Georgi confronts Sally:

Georgi burst into their flat to find her sleeping off her drinking.  He shouted for her to get up.

Sally was instantly awake, ‘What is it, Georgi? Why are you looking at me like that?’

He couldn’t talk. Her treachery took over all his thinking. She approached him, ‘What is it? You know you can tell me.’

He seized her by the throat and she spluttered, ‘Speak to me. Tell me what it is that I’ve done?’

‘Dragan had you followed tonight and the boy heard everything that was said.’ In telling her this his grip slackened and she managed to step away.

‘Think what you’re doing. You just don’t have it in you to kill me.’ She clung to him. ‘That lady that I met, she told me tonight of a home in some foreign country where I could end my days in peace. Let me see them again and I’ll beg them to show the same mercy towards you too.
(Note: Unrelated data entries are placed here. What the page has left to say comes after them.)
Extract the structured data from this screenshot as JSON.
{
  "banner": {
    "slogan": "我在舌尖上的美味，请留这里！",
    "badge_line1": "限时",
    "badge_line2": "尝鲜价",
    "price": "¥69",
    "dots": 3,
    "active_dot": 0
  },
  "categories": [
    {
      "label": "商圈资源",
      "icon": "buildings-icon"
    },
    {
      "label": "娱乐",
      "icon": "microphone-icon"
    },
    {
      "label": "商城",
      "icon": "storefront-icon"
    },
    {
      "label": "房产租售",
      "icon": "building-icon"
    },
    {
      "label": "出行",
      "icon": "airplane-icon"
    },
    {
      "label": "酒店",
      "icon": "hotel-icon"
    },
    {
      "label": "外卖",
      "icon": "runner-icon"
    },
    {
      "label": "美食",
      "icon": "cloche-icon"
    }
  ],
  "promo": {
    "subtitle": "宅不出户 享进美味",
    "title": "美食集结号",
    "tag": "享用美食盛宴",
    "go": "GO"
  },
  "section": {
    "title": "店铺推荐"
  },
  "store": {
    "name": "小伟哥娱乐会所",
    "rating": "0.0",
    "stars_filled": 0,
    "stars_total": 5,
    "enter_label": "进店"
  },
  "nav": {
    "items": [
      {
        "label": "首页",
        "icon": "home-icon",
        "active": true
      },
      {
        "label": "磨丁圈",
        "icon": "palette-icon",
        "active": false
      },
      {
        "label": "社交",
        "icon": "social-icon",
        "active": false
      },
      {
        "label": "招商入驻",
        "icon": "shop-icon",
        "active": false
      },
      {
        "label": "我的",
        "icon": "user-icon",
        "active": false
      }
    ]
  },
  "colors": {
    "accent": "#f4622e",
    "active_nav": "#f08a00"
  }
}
Let’s both leave this awful place and leave behind our old life. She said that it’s never too late to repent and I feel that now. Give us time to work this out!’

Georgi meets his end:

Georgi found himself running down the back of local restaurants. The smells from both the food and the overflowing bins at their back doors were overpowering. Then that vision returned. Her eyes staring deep into him, seemingly expressing disappointment and coming to the final acceptance that there was no good in him.
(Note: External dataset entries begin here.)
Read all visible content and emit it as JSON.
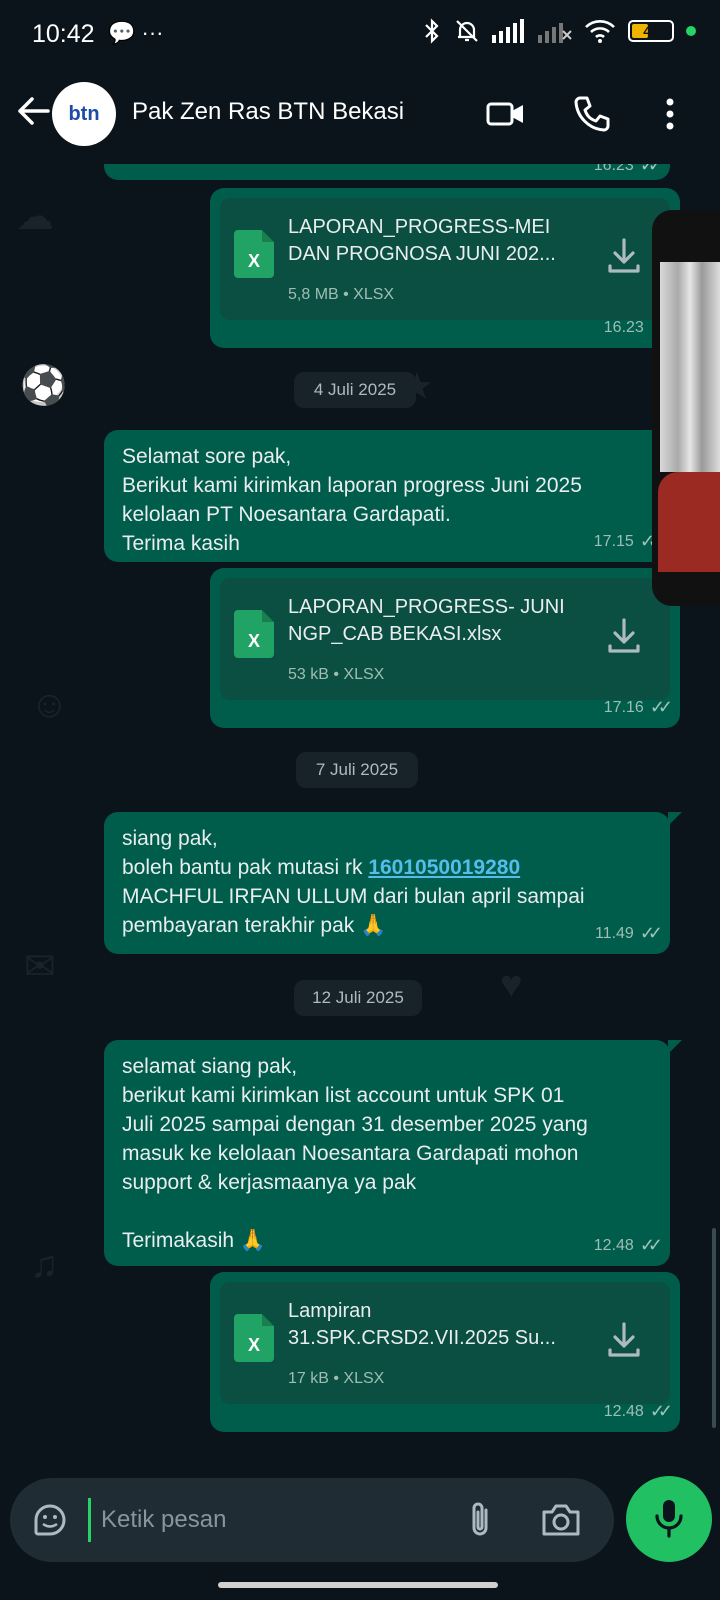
{
  "status": {
    "time": "10:42",
    "battery": "41",
    "battery_level": 0.41
  },
  "header": {
    "contact_name": "Pak Zen Ras BTN Bekasi",
    "avatar_text": "btn"
  },
  "messages": [
    {
      "kind": "file",
      "file_name": "LAPORAN_PROGRESS-MEI DAN PROGNOSA JUNI 202...",
      "file_meta": "5,8 MB • XLSX",
      "time": "16.23"
    },
    {
      "kind": "text",
      "text": "Selamat sore pak,\nBerikut kami kirimkan laporan progress Juni 2025\nkelolaan PT Noesantara Gardapati.\nTerima kasih",
      "time": "17.15"
    },
    {
      "kind": "file",
      "file_name": "LAPORAN_PROGRESS- JUNI NGP_CAB BEKASI.xlsx",
      "file_meta": "53 kB • XLSX",
      "time": "17.16"
    },
    {
      "kind": "text",
      "text_before": "siang pak,\nboleh bantu pak mutasi rk ",
      "link": "1601050019280",
      "text_after": "\nMACHFUL IRFAN ULLUM dari bulan april sampai\npembayaran terakhir pak 🙏",
      "time": "11.49"
    },
    {
      "kind": "text",
      "text": "selamat siang pak,\nberikut kami kirimkan list account untuk SPK 01\nJuli 2025 sampai dengan 31 desember 2025 yang\nmasuk ke kelolaan Noesantara Gardapati mohon\nsupport & kerjasmaanya ya pak\n\nTerimakasih 🙏",
      "time": "12.48"
    },
    {
      "kind": "file",
      "file_name": "Lampiran 31.SPK.CRSD2.VII.2025 Su...",
      "file_meta": "17 kB • XLSX",
      "time": "12.48"
    }
  ],
  "top_partial_time": "16.23",
  "dates": [
    "4 Juli 2025",
    "7 Juli 2025",
    "12 Juli 2025"
  ],
  "input": {
    "placeholder": "Ketik pesan"
  },
  "icons": {
    "xls": "X"
  }
}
His left shoulder and ribs were hurting badly, and he was beginning to lose his balance. He crossed a road and found himself at the entrance to the Old Spitalfields Market. It had changed. He remembered how it had been before it became a trendy clothing and coffee venue. He muttered to himself about hipsters taking over the world before turning to start back the way he had come.

Buster had been following him and the two cannoned into each other. Georgi fell into the road directly in the path of the N242 night bus.

The bus route was between Homerton Hospital and Aldgate.  The driver was towards the end of his shift and exceeding the twenty miles per hour limit that had recently been applied to Commercial Street. As it was very late, he hoped he was assuming he could get away with it. The bus was one of a fleet with a low entry to assist the disabled getting on and off.

The driver saw the dog, then the man fell into the road. To the left was a parked row of ‘Boris’ bikes, to the right a traffic island for a set of pedestrian lights. He had no choice but to plough over him. He had heard drivers on the Tube talk of ‘one-unders’, usually suicide attempts. They averaged eighty each year in London.